Union General McDowell was wary about this sort of action, as his men were inexperienced and green, just like the Confederate forces. Intense political pressure eventually pushed McDowell to march into action, against his better judgement. He set out with a large force of 35,000 men, hoping to send two columnns to attack the Confederate line of Bull Run to occupy their attention. His plan was to then send the third columnn to the rear of the Confederate line, cutting off their supply line to Richmond. McDowell's plan was designed to force a Confederate retreat and relieve some pressure on the Capital.

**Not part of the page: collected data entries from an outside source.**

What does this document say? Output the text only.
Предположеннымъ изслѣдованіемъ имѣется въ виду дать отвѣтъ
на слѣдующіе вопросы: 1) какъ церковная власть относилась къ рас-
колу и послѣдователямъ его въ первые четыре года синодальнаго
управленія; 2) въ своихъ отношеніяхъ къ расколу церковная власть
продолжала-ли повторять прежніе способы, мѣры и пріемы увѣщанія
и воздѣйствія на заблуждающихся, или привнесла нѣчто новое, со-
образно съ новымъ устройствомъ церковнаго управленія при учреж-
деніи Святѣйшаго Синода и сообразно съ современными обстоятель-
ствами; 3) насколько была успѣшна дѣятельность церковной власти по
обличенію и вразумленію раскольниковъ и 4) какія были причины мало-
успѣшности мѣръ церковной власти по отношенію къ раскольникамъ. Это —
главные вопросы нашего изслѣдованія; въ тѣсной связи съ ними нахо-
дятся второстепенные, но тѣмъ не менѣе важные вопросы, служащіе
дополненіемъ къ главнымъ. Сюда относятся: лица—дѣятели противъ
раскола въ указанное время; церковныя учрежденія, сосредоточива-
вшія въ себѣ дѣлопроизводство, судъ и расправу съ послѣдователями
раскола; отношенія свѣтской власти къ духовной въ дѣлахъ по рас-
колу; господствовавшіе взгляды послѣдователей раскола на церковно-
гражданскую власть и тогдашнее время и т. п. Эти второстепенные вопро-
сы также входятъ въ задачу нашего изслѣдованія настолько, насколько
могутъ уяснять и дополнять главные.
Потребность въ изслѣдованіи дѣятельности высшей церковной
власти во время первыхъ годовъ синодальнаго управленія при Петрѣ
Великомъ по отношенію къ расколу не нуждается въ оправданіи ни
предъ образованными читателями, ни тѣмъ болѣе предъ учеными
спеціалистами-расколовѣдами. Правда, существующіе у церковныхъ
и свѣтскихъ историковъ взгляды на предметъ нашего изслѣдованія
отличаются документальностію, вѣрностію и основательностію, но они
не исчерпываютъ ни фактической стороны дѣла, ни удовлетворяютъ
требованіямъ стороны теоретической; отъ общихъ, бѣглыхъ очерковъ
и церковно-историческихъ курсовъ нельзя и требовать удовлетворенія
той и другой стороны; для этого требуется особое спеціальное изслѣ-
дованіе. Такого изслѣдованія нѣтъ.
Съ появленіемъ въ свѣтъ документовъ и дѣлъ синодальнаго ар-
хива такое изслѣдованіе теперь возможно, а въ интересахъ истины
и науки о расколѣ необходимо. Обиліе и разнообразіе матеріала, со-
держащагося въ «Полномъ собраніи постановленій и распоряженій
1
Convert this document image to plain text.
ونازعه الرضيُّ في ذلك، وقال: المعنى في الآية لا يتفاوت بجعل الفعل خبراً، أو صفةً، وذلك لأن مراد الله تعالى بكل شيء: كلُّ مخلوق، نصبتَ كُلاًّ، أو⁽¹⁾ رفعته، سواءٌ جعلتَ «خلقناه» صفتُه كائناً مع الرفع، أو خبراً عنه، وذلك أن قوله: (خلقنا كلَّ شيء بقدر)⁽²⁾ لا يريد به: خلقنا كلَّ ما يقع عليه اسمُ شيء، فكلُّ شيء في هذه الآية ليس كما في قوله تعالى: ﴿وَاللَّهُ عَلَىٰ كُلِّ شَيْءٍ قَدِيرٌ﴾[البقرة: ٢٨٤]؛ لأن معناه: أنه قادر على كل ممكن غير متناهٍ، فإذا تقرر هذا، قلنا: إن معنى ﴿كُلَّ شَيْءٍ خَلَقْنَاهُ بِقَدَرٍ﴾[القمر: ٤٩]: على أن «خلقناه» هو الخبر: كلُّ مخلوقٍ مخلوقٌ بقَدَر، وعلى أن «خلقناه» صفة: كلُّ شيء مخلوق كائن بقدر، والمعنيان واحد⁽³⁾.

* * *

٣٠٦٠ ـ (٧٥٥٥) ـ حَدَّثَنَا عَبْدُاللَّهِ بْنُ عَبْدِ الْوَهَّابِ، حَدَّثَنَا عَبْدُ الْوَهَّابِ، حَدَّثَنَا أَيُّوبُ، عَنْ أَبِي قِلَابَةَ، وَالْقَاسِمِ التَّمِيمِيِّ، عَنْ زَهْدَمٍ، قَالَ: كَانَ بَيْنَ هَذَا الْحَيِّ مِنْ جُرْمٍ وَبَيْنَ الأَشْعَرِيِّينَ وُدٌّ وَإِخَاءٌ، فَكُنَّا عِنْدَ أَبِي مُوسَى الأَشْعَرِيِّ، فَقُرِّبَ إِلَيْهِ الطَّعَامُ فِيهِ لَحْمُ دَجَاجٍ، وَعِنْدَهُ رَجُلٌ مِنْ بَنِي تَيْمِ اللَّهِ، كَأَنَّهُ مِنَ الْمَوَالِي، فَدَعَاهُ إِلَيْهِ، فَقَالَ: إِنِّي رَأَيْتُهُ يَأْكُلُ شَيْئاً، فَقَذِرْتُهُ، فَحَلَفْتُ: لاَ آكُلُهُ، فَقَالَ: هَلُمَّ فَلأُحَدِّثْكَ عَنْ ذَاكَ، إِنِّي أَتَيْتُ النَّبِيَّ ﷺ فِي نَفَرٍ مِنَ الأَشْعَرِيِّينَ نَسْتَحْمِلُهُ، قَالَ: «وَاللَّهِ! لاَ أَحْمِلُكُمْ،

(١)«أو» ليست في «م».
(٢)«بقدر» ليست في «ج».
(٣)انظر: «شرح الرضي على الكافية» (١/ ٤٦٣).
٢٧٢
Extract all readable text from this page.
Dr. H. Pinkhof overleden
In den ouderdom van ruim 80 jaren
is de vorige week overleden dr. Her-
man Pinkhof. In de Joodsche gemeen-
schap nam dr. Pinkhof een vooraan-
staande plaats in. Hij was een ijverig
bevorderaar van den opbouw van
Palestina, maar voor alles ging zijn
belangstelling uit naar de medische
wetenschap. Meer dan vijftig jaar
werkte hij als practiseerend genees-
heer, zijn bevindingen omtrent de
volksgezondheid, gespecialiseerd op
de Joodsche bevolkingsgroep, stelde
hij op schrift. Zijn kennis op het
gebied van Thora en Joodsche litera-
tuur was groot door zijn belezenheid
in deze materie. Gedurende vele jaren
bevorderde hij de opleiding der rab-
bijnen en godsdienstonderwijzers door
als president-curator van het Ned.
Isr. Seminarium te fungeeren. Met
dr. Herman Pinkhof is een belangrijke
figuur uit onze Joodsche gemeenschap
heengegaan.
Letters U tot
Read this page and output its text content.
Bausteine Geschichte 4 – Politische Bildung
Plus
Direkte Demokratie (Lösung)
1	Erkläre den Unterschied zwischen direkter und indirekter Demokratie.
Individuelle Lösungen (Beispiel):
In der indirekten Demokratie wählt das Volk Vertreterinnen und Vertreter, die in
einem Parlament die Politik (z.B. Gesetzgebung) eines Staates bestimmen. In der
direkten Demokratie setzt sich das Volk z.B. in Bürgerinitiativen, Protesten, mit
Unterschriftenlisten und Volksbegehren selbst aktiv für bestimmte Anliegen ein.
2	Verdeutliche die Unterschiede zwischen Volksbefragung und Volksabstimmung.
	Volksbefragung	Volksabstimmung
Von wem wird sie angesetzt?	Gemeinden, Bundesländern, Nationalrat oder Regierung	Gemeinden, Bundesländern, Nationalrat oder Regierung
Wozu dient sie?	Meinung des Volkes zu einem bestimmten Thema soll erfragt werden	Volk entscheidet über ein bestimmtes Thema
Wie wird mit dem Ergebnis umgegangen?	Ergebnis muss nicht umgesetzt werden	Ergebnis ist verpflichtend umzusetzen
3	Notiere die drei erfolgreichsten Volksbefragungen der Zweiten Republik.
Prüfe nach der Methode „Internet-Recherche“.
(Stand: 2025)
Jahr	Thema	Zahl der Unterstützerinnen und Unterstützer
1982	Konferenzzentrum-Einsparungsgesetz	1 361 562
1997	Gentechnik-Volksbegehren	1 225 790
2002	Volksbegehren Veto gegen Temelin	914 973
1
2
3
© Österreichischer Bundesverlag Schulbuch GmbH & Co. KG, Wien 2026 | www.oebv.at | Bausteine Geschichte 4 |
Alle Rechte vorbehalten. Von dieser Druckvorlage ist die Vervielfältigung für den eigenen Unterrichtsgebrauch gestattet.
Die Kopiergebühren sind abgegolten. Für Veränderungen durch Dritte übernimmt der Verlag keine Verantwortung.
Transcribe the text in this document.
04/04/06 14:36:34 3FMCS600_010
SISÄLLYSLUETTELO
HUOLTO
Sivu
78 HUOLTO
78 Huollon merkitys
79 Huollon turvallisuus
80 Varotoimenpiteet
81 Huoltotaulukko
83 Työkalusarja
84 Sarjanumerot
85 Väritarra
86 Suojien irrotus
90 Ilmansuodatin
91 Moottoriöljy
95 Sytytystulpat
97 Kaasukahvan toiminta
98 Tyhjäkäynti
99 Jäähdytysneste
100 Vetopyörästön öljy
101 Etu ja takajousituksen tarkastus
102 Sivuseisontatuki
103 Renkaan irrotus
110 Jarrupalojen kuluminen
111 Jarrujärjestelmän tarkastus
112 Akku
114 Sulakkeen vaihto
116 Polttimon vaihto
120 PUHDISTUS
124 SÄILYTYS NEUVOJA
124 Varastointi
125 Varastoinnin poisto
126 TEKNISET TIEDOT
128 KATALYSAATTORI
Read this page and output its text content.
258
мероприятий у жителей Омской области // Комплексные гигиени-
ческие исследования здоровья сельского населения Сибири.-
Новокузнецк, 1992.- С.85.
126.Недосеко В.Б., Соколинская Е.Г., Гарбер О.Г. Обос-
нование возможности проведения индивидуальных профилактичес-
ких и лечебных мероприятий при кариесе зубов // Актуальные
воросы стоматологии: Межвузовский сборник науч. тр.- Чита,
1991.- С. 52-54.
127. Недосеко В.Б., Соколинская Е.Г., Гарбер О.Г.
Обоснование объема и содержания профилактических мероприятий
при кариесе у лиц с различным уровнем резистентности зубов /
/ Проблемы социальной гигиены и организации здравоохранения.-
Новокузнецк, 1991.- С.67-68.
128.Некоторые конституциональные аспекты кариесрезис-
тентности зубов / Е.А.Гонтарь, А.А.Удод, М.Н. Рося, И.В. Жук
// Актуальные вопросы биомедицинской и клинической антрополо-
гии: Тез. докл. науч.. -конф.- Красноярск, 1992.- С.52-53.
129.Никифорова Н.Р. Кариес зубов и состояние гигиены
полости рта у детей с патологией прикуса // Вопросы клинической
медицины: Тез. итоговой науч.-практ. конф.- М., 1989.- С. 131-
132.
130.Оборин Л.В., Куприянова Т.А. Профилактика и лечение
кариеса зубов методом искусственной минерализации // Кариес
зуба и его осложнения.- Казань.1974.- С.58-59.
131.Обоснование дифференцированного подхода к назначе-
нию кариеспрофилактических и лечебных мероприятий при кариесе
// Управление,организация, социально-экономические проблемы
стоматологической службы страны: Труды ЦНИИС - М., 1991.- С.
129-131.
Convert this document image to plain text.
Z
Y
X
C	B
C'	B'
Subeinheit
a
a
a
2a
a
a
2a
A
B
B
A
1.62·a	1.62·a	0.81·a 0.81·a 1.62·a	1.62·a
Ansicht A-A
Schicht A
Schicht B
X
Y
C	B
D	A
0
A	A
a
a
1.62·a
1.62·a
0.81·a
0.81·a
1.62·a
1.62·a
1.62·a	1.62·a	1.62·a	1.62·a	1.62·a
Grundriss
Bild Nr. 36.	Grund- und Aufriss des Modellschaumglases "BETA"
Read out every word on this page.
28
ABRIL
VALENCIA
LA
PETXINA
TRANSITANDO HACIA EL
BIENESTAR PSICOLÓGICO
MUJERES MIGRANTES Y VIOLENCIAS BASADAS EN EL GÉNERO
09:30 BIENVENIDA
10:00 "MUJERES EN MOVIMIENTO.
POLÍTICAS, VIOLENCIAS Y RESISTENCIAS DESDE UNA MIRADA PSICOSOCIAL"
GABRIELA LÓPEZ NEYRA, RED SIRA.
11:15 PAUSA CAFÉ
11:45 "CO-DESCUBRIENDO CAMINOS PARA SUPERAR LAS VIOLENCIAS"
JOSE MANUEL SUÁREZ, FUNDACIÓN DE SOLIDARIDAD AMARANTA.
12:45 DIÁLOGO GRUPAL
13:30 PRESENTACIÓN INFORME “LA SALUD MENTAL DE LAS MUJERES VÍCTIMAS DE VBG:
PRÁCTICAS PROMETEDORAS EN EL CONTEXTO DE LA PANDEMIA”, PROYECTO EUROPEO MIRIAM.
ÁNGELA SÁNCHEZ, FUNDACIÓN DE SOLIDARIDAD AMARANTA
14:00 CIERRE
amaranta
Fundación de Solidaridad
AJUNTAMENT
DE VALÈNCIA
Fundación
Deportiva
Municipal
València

This plan, however, was poorly executed by McDowell's subordinate officers; they took too long positioning themselves. The surprise flank attack was nonetheless effective, putting the Confederate forces into dire straits. The time it took the Union troops to position themselves became troublesome, as it allowed Confederate reinforcements to arrive by rail. These reinforcements were fresh. They did not have to march a great distance to the battlefield and had not been involved in the pitched combat.
The arrival of Confederate General Johnston from the Shenandoah Valley quickly turned the tide of the battle. It was at this point Stonewall Jackson and his famous brigade held the line (it was here he earned his nickname). Morever, during Stonewall's attack on Henry House Hill, the charging Confederates led out terrifying high pitched battle cries, which later became known as the rebel yell.
The Confederate counterattack was strong and forced a Union retreat. Due to the inexperience of the soldiers, however, this retreat quickly turned into a disastrous and disorganized rout. The resulting bloody Confederate victory was a clear sign to many that the war would not end quickly, as was popular notion.